Containers package software and its dependencies so it runs consistently. In CRE terms, containers resemble packaged equipment skids: standardized, convenient, and quick to deploy, but still risky if shipped with unnecessary components, outdated parts, or excessive privileges. Container security focuses on minimizing what is included, scanning for known vulnerabilities, and limiting what the “package” can access if it is compromised.

Defensive Engineering

Rate Limiting

Rate limiting controls how many requests a user or device can make in a time window. A CRE analogy is limiting repeated badge attempts at a door or throttling repeated calls to a help desk line to prevent disruption.

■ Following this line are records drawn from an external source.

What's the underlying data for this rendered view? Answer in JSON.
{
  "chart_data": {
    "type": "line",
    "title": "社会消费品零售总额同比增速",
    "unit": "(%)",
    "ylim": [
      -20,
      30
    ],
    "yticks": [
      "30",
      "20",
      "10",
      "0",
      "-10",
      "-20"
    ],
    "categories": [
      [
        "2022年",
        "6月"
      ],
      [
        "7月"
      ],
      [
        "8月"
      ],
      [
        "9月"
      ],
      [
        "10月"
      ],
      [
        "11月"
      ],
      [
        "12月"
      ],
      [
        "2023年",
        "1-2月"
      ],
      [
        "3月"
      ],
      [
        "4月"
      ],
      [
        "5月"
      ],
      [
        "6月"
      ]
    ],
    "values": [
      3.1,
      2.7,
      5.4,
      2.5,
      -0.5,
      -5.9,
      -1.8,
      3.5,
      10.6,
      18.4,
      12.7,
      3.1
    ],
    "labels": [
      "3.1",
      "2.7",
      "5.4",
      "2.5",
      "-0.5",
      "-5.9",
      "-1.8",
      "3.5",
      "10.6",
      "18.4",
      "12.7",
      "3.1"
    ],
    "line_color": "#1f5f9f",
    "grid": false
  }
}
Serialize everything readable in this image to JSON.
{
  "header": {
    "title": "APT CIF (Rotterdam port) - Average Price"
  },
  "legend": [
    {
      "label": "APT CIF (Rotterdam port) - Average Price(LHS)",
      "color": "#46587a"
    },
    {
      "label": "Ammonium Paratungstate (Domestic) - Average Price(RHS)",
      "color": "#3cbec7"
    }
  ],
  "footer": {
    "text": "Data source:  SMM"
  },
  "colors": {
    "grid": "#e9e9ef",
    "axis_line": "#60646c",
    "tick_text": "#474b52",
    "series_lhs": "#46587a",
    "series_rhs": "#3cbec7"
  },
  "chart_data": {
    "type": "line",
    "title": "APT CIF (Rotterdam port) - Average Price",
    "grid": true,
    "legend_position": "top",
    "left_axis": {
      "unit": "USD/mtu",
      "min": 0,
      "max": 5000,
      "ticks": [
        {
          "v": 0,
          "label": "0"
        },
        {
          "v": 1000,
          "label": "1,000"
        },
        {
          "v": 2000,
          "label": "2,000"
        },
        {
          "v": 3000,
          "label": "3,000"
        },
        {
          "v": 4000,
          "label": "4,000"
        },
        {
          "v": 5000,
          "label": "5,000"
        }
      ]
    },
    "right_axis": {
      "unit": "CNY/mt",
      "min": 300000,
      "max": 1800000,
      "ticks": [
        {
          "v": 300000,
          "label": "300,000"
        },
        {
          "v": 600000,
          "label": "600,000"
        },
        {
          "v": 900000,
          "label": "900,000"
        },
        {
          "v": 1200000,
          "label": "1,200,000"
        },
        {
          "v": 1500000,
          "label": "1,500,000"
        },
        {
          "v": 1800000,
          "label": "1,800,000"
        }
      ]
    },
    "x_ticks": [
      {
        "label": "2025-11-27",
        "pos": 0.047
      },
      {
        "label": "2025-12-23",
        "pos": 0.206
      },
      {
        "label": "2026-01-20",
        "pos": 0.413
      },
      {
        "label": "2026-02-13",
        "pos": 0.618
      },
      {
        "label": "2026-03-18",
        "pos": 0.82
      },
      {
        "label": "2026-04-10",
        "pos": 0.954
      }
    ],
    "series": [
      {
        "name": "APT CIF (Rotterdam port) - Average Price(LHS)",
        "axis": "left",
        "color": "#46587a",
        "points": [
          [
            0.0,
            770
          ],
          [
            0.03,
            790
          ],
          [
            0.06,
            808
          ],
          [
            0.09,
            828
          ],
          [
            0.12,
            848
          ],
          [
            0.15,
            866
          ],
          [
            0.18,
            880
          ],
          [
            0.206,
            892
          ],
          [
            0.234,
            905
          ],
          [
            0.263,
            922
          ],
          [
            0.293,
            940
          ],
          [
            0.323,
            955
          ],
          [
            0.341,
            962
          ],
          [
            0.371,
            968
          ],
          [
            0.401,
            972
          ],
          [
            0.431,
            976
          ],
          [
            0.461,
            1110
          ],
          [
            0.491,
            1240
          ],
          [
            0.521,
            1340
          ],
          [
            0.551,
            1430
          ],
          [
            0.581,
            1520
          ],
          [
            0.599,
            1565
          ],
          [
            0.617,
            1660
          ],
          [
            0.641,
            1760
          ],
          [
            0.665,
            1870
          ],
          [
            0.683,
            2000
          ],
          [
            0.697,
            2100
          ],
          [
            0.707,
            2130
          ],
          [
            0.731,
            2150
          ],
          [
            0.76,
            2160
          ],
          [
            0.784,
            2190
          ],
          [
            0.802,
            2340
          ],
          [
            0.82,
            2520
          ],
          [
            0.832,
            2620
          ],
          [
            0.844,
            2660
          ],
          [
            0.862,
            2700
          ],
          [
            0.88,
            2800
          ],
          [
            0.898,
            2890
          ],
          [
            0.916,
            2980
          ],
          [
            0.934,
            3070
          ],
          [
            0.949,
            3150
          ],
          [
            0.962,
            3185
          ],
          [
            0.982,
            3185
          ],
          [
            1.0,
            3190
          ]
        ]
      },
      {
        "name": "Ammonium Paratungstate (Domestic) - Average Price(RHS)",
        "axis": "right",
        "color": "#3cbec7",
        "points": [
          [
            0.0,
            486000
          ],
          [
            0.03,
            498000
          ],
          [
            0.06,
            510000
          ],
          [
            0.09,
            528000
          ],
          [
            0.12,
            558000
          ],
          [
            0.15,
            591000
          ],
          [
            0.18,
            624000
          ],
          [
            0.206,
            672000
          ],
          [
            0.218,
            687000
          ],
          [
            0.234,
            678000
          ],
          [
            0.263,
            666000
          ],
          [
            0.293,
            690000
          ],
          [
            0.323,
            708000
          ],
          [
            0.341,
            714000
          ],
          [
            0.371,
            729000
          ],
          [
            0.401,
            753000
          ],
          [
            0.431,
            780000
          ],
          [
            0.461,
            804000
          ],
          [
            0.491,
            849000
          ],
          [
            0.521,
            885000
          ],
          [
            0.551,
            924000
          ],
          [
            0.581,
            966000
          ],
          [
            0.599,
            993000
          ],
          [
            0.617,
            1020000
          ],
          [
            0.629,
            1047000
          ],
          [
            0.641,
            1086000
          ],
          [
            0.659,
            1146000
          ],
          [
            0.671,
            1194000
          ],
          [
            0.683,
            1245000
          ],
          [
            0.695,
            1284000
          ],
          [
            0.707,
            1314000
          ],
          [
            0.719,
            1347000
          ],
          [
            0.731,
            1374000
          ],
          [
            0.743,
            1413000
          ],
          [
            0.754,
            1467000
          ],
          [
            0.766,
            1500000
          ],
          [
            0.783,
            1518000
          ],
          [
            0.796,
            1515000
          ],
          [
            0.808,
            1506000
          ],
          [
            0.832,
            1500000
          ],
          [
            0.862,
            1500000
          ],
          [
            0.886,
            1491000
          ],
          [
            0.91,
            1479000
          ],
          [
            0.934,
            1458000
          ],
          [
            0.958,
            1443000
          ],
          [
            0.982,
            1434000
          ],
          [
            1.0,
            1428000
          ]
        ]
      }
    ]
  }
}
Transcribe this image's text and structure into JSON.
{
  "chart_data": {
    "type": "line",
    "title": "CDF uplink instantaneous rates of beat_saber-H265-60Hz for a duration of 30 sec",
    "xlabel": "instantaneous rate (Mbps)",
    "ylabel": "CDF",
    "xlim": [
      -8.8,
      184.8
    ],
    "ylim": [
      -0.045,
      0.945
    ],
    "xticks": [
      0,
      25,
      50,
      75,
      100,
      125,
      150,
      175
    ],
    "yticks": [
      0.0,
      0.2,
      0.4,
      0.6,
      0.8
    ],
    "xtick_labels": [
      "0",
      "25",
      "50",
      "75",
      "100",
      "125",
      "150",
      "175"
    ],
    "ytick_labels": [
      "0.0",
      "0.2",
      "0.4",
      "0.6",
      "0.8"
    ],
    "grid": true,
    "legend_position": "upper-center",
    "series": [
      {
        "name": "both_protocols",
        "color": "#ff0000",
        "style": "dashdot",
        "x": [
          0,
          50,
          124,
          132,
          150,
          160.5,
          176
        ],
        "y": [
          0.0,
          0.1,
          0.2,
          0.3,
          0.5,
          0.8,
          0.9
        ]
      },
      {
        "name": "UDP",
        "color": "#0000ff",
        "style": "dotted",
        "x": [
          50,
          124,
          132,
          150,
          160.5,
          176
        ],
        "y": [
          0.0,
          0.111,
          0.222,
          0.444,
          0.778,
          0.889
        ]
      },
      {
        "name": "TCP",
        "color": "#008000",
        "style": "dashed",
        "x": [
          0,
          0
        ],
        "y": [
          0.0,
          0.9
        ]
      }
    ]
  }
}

It reduces brute-force login attempts, credential stuffing, and automated abuse.

Logging and Monitoring

Logging and monitoring capture what happened and alert teams to unusual behavior. In CRE terms, it is the combination of security camera footage, access control event logs, BAS trend logs, and alarm management. Strong monitoring looks for patterns, not just single events: a spike in failed logins, unusual remote access times, or a system suddenly making new connections.

Call to Action

This vocabulary is most useful when it becomes shared language. CRE leaders can circulate it to property, FM, IT, and vendor management teams so discussions about cyber risk become clearer, faster, and more consistent. The goal is not perfection. The goal is earlier detection of hidden exposures and smarter coordination with cybersecurity specialists before small gaps become expensive incidents.